Расскажите об обстоятельствах вашей эмиграции в Германию.

Выезд за границу я планировал давно. В ФРГ у меня появились родственники, которые и пригласили меня на отдых. Все шло по плану. Я взял отпуск, сдал документы в Посольство ФРГ и стал ждать ответа. Никаких помыслов о «бегстве» у меня не было. Ни в каких багажниках меня никто не вывозил. У меня даже сохранилось отпускное удостоверение, где пунктом проведения отпускного времени рукой кадровика указан город Берлин. Но наша власть не может по-человечески относиться не только к оппозиции, но и к людям, которые держат эту власть на своих плечах. К категории таких «столпов», я по характеру занимаемой должности и непростительной мне наивности относил и себя.

Дело в том, что когда я пытался лично выяснить причастность к похищениям людей высших должностных чинов МВД, у меня была одна единственная цель: раскрыть чисто уголовное преступление. Я был абсолютно далек от политики. Я и сейчас не стал к ней ближе. О какой политической деятельности или карьере может мечтать «тюремщик» и «палач», как это стало модным теперь меня называть, хотя я лично не убил даже курицу.

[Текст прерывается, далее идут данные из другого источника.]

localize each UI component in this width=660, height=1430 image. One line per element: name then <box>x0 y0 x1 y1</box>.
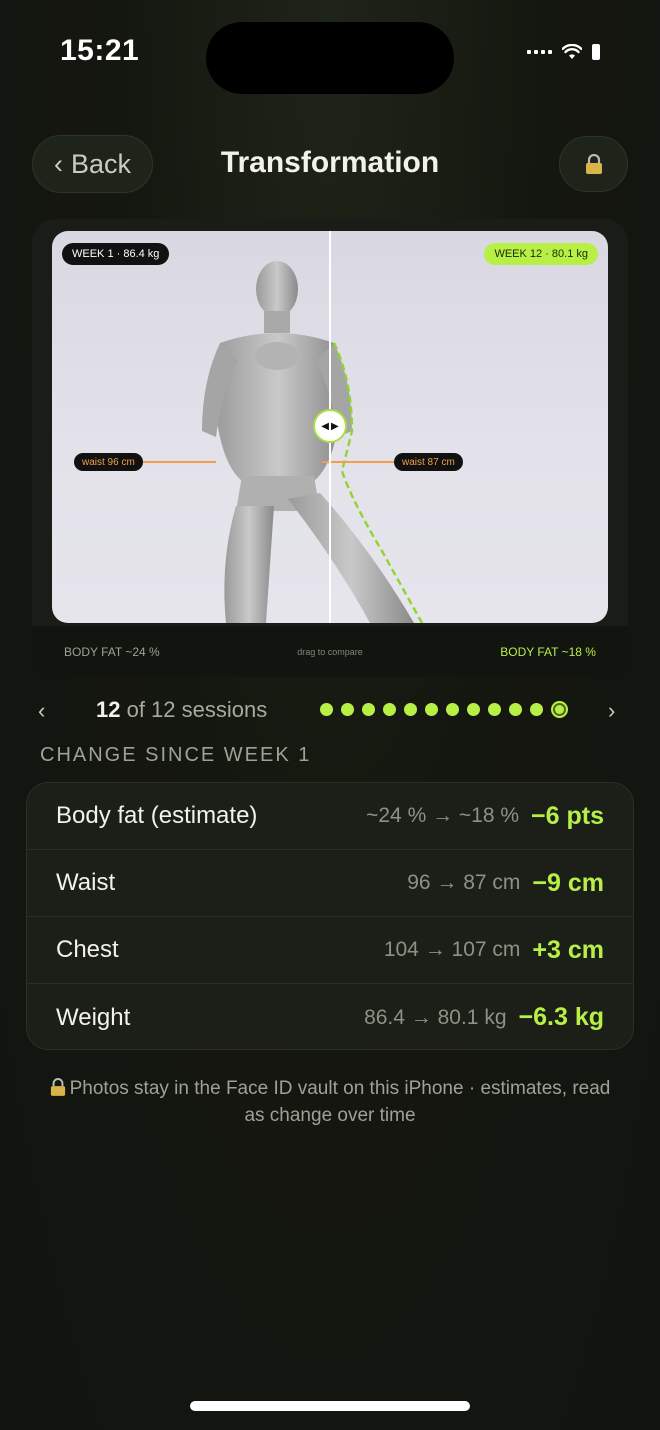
change-stats-table: Body fat (estimate) ~24 % → ~18 % −6 pts… <box>26 782 634 1050</box>
stat-delta: −6.3 kg <box>518 1003 604 1031</box>
session-dot[interactable] <box>467 703 480 716</box>
week-1-tag: WEEK 1 · 86.4 kg <box>62 243 170 265</box>
session-current: 12 <box>96 697 121 722</box>
compare-slider-handle[interactable]: ◀ ▶ <box>313 409 347 443</box>
dynamic-island <box>206 22 454 94</box>
cellular-signal-icon <box>527 50 552 54</box>
session-dot[interactable] <box>404 703 417 716</box>
lock-icon <box>585 154 602 174</box>
status-icons <box>527 44 600 60</box>
lock-icon <box>50 1078 65 1096</box>
session-dot[interactable] <box>320 703 333 716</box>
stat-delta: −6 pts <box>531 801 604 830</box>
stat-row-waist: Waist 96 → 87 cm −9 cm <box>27 850 633 917</box>
week-12-tag: WEEK 12 · 80.1 kg <box>484 243 598 265</box>
home-indicator[interactable] <box>190 1401 470 1411</box>
session-rest: of 12 sessions <box>120 697 268 722</box>
session-dots[interactable] <box>320 701 568 718</box>
stat-row-chest: Chest 104 → 107 cm +3 cm <box>27 917 633 984</box>
compare-footer: BODY FAT ~24 % drag to compare BODY FAT … <box>32 626 628 677</box>
session-dot[interactable] <box>509 703 522 716</box>
section-title: CHANGE SINCE WEEK 1 <box>40 744 312 766</box>
session-dot[interactable] <box>530 703 543 716</box>
waist-line-right <box>322 461 396 463</box>
stat-range: ~24 % → ~18 % <box>366 804 520 827</box>
waist-line-left <box>138 461 216 463</box>
privacy-footnote: Photos stay in the Face ID vault on this… <box>40 1075 620 1129</box>
session-dot[interactable] <box>446 703 459 716</box>
arrow-left-icon: ◀ <box>321 420 329 432</box>
drag-hint: drag to compare <box>297 646 363 657</box>
body-fat-after: BODY FAT ~18 % <box>500 644 596 659</box>
session-dot[interactable] <box>362 703 375 716</box>
waist-tag-right: waist 87 cm <box>394 453 463 471</box>
status-time: 15:21 <box>60 34 140 67</box>
wifi-icon <box>562 44 582 59</box>
stat-row-body-fat: Body fat (estimate) ~24 % → ~18 % −6 pts <box>27 783 633 850</box>
session-dot[interactable] <box>488 703 501 716</box>
session-dot[interactable] <box>383 703 396 716</box>
session-dot-current[interactable] <box>551 701 568 718</box>
stat-label: Body fat (estimate) <box>56 802 258 829</box>
footnote-text: Photos stay in the Face ID vault on this… <box>69 1078 611 1126</box>
session-dot[interactable] <box>341 703 354 716</box>
compare-card: WEEK 1 · 86.4 kg WEEK 12 · 80.1 kg waist… <box>32 219 628 677</box>
stat-delta: −9 cm <box>532 868 604 897</box>
lock-button[interactable] <box>559 136 628 192</box>
next-session-button[interactable]: › <box>608 698 615 724</box>
stat-range: 86.4 → 80.1 kg <box>364 1005 507 1029</box>
waist-tag-left: waist 96 cm <box>74 453 143 471</box>
stat-range: 96 → 87 cm <box>407 871 521 894</box>
arrow-right-icon: ▶ <box>331 420 339 432</box>
session-counter: 12 of 12 sessions <box>96 697 267 723</box>
stat-label: Weight <box>56 1003 131 1031</box>
stat-delta: +3 cm <box>532 935 604 964</box>
session-dot[interactable] <box>425 703 438 716</box>
body-fat-before: BODY FAT ~24 % <box>64 644 160 659</box>
stat-label: Waist <box>56 869 116 896</box>
stat-row-weight: Weight 86.4 → 80.1 kg −6.3 kg <box>27 984 633 1049</box>
stat-range: 104 → 107 cm <box>383 938 521 961</box>
battery-icon <box>592 44 600 60</box>
previous-session-button[interactable]: ‹ <box>38 698 45 724</box>
stat-label: Chest <box>56 936 119 963</box>
compare-photo[interactable]: WEEK 1 · 86.4 kg WEEK 12 · 80.1 kg waist… <box>52 231 608 623</box>
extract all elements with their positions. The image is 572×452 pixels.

И мне было абсолютно непонятным поведение моего руководства, в частности, очень уважаемого мной в то время министра Наумова, который, заведомо зная о готовящихся публикациях в СМИ, расшифровывающих меня как руководителя специальной группы по исполнению смертных приговоров, не соизволил найти времени, чтобы переговорить со мной, предупредить меня. Возможно, мы могли бы найти какой-то выход, обеспечивающий безопасность мне и членам моей семьи. Но никому до меня не было дела. И только в день выхода оппозиционной прессы с содержанием моего и генерала Лопатика рапортов все заволновались. Стали судорожно искать меня. Но отнюдь не потому, чтобы позаботиться обо мне, а для того, чтобы я отмывал обосравшихся генералов и прокуроров. От меня требовалось немного – всего лишь публично заявить, что опубликованные документы являются фальшивкой, и имеют целью дискредитировать руководство страны в предвыборный период. Некоторые так и поступили, чем купили себе жалкое презренное существование. Я не смог этого сделать. Я не мог подыгрывать людям, которые настолько презирали своих подчиненных, что даже не сомневались в том, что Алкаев сделает так, как ему прикажут. Кто и в какие века в Белоруссии осмеливался выступить против мнения руководства, тем более такого всесильного, как МВД. Будучи сами бесхребетными, беспринципными и предельно трусливыми натурами с холуйской психологией, они видели в нас ещё больших холопов, чем сами. И, судя по всему, во многом были правы. Просчитались только с некоторыми, в том числе и со мной. В день выхода из типографии газет с публикациями в отношении меня я покинул Минск. Первое время я жил в Москве. Теперь уже можно об этом сказать. Предоставила мне квартиру и обеспечила всем необходимым для проживания семья одного бывшего заключенного, в частности, его супруга Жанна Смолярова. Низкий поклон им за это. Через некоторое время эта же семья привезла в Москву мой паспорт с визой, разрешающей мне въезд в ФРГ. И 25 июля 2001 года я прибыл в замечательный город Берлин, в котором проживаю и по настоящее время.